Former Boy Scouts Chaplain Is Sentenced to 40 Years in Prison for Sexual Abuse

RHODE ISLAND
The New York Times

January 28, 2021

By Neil Vigdor

James Glawson, 76, sexually assaulted six young men, including one who is developmentally disabled, Rhode Island authorities said.

A former chaplain for the Boy Scouts in Rhode Island was sentenced on Thursday to 40 years in prison after pleading no contest to charges that he sexually assaulted six young men, the authorities said — the latest reckoning for a national scouting movement beleaguered by sex-abuse claims.

The ex-chaplain, James Glawson, 76, of Exeter, R.I., volunteered for the Boy Scouts from 1980 to 2018 and served as an assistant Catholic chaplain at the scouting camp in Hopkinton, R.I., according to the Rhode Island State Police.

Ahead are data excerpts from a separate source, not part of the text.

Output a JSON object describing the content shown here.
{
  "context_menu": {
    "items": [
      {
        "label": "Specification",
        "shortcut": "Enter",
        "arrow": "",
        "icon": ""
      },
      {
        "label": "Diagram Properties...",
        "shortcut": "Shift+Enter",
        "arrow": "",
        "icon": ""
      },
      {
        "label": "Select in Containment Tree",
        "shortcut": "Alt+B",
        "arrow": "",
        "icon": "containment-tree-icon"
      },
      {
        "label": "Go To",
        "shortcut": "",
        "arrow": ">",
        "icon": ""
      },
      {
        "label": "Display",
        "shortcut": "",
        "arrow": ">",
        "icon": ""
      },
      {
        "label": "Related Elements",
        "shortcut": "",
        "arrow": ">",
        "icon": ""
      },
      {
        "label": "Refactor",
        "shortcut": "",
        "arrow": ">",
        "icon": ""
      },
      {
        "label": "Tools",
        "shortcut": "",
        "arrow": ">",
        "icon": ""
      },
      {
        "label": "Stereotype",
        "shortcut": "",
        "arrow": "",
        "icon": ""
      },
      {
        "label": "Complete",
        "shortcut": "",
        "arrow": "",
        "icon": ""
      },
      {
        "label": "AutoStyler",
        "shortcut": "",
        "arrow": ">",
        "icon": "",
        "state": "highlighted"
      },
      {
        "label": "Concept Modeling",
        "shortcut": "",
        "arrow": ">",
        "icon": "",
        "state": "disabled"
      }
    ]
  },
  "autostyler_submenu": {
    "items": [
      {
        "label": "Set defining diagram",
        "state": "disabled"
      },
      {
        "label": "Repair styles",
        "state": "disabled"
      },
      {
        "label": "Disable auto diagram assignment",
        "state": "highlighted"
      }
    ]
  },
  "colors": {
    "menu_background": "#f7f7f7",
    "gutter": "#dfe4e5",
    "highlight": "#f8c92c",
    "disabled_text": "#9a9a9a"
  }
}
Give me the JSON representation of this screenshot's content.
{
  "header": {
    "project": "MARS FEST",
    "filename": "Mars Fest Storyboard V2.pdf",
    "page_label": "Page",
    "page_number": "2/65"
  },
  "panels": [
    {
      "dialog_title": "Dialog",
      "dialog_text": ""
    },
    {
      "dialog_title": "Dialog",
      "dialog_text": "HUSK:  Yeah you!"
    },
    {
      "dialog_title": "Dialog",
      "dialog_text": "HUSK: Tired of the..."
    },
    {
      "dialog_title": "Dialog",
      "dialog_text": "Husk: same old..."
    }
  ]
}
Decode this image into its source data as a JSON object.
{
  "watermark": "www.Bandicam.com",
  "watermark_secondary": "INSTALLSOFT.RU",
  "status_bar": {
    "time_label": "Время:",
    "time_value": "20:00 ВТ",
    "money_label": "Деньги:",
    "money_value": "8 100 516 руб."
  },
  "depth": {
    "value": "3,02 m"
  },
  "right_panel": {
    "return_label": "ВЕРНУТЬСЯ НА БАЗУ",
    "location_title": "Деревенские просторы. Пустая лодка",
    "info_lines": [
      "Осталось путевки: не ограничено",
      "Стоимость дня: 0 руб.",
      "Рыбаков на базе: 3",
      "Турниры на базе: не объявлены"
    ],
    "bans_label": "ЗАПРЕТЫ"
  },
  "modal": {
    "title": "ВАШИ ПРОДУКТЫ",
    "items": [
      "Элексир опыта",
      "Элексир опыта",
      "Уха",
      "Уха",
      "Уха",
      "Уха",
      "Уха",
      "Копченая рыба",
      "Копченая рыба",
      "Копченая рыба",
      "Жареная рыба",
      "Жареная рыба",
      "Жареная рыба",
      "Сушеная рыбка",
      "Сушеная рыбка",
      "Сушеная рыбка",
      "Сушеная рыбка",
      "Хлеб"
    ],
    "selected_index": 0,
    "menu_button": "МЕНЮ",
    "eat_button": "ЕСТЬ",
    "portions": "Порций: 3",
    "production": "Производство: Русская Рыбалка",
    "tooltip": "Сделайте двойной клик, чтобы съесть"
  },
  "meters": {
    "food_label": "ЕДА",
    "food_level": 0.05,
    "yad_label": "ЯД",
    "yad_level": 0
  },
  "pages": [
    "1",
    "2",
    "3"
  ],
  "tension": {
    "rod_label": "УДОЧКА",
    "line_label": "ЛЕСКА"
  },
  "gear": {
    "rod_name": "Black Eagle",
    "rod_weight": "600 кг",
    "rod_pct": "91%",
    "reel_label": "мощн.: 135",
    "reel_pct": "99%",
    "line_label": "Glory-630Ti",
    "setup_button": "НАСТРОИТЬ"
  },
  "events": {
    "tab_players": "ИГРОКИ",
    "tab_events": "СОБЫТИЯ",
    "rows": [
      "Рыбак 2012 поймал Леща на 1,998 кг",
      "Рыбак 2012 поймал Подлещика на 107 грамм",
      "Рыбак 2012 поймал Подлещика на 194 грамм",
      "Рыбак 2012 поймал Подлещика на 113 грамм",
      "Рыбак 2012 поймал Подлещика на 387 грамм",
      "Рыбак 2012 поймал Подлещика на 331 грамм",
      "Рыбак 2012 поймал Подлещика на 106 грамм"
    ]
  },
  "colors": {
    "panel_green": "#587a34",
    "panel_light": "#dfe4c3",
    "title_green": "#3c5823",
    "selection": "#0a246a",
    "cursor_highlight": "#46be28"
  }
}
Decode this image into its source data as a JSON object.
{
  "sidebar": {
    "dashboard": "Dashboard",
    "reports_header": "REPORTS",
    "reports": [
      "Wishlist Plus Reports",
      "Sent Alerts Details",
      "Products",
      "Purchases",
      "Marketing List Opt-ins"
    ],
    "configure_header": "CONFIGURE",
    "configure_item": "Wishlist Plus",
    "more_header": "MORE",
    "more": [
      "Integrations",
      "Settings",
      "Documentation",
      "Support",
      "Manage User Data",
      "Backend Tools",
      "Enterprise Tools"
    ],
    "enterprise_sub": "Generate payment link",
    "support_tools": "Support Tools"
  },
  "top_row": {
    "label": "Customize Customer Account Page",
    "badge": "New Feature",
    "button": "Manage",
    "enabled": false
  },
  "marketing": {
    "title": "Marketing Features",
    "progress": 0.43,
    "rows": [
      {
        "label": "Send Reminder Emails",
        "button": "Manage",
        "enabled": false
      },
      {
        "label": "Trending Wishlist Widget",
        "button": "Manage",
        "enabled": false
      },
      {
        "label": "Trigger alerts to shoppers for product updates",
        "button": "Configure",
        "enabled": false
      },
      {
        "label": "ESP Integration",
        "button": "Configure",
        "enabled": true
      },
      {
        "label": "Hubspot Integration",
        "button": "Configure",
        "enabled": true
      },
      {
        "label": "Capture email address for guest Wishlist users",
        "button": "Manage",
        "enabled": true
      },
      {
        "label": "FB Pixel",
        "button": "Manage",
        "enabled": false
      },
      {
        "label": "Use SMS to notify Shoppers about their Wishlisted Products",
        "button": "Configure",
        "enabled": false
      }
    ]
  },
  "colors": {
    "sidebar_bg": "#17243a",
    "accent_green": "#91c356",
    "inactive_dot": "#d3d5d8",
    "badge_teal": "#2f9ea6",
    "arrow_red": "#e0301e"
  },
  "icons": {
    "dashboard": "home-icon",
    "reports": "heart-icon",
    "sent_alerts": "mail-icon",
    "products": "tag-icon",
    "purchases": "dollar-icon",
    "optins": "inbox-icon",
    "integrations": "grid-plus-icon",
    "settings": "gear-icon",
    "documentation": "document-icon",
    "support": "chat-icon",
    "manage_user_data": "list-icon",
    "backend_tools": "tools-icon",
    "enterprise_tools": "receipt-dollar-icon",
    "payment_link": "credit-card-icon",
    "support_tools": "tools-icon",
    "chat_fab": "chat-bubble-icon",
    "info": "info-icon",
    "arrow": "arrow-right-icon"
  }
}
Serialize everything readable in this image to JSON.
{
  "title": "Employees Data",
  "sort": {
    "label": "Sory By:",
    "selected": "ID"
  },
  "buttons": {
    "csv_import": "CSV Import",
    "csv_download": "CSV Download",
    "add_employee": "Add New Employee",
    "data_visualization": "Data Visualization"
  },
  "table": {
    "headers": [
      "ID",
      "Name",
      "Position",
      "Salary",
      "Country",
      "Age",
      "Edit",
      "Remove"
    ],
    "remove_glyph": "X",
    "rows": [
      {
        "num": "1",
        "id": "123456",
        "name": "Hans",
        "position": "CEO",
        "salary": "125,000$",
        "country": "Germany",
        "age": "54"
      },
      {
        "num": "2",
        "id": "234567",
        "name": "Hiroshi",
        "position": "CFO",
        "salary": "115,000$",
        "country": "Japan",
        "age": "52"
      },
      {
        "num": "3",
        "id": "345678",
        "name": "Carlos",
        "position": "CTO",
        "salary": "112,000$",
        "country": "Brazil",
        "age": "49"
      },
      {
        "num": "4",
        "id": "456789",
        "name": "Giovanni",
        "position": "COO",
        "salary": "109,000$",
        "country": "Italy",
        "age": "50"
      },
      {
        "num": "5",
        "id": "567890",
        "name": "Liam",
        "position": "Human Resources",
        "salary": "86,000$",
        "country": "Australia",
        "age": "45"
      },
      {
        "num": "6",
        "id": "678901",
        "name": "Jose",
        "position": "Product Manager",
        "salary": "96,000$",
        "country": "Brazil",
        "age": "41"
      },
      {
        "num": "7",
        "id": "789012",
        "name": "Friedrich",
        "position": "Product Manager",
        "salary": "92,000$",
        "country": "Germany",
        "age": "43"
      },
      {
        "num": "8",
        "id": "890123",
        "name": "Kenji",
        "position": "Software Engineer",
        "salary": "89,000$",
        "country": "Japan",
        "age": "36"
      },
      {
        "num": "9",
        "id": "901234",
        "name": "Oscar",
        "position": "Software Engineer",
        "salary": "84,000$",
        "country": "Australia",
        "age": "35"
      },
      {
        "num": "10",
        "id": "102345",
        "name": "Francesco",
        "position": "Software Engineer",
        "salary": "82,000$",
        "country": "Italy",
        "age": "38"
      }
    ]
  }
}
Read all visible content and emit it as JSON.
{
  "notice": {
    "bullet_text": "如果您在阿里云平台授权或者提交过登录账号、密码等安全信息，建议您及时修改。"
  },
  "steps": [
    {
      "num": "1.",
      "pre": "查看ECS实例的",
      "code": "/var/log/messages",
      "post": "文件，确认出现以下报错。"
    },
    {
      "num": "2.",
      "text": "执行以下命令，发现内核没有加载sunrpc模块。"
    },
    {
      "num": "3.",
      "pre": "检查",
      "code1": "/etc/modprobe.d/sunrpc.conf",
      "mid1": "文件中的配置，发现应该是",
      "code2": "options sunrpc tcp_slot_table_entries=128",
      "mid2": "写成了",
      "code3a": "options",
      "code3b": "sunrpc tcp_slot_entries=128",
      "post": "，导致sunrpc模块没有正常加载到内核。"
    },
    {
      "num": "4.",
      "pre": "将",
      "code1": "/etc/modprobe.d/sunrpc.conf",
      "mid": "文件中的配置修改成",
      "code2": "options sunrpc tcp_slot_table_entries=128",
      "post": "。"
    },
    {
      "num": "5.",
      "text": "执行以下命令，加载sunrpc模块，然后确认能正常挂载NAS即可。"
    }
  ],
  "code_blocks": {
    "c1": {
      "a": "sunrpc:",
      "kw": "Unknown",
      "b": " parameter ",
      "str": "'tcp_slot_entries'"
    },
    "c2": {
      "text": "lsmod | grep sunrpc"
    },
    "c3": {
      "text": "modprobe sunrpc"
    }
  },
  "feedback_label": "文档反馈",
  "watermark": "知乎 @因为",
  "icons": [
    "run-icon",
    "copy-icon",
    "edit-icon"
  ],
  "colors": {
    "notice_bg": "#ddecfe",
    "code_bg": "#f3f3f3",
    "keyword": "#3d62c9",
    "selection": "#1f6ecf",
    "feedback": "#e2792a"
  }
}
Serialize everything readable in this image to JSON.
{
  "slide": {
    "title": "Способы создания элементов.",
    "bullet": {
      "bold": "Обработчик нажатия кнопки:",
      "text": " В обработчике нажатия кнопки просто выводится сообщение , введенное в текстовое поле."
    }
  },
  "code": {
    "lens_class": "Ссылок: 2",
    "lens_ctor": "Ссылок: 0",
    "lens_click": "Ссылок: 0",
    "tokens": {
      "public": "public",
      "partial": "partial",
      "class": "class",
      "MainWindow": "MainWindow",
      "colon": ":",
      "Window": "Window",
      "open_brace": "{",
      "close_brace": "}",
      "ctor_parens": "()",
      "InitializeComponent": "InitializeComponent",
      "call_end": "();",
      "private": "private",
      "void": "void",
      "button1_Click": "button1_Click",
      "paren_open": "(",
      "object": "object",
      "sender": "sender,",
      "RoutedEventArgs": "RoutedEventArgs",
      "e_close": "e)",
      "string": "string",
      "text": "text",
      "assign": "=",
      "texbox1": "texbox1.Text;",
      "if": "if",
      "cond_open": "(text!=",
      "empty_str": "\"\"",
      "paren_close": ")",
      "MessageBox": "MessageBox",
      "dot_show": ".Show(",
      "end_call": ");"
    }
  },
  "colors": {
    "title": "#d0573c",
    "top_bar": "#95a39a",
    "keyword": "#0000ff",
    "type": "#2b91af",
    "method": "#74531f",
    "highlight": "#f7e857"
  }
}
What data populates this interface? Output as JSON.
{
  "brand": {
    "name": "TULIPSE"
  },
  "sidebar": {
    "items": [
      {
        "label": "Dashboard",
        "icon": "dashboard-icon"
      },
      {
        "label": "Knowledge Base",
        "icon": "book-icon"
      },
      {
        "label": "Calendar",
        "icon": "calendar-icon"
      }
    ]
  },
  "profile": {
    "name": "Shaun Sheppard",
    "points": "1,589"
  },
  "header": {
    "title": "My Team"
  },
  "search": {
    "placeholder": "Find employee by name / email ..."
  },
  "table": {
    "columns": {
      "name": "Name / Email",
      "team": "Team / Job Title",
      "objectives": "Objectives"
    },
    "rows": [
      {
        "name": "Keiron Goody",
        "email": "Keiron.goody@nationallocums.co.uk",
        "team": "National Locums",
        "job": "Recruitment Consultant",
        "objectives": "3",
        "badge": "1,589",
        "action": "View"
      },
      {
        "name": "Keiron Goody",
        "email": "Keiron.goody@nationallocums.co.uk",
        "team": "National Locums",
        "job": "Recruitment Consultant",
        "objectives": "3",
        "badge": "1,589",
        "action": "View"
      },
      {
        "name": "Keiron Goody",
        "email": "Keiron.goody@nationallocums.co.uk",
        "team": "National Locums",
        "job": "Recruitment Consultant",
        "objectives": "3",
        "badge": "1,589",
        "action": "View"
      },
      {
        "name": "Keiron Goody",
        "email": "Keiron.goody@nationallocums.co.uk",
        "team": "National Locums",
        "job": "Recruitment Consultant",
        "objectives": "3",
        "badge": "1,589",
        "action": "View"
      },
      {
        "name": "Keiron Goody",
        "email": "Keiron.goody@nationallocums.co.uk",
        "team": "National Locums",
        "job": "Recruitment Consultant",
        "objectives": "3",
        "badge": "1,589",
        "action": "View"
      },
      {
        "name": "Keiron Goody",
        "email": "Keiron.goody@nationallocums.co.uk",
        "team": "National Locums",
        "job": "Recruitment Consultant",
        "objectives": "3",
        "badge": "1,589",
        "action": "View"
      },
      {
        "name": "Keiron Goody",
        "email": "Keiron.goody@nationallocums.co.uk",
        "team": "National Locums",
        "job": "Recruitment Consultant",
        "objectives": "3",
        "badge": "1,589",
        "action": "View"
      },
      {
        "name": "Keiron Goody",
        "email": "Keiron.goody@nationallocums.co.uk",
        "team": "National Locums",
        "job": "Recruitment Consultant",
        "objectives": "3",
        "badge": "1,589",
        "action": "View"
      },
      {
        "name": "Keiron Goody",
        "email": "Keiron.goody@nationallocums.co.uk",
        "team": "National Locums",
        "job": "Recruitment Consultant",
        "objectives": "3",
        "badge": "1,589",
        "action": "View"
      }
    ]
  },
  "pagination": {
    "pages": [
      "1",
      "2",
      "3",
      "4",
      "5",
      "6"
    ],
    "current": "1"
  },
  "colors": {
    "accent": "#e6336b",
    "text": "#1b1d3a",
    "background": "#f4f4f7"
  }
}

Investigators said that Mr. Glawson came to their attention in 2019 when staff members at a Rhode Island group home reported that he had had inappropriate contact with an 18-year-old developmentally disabled resident.

The victim told the police that he had been sexually assaulted several times over the years by Mr. Glawson, who the authorities said later admitted abusing the resident and several other young men during the 1980s while he was a scout leader. It was not immediately clear if the group home resident had ties to the Boy Scouts.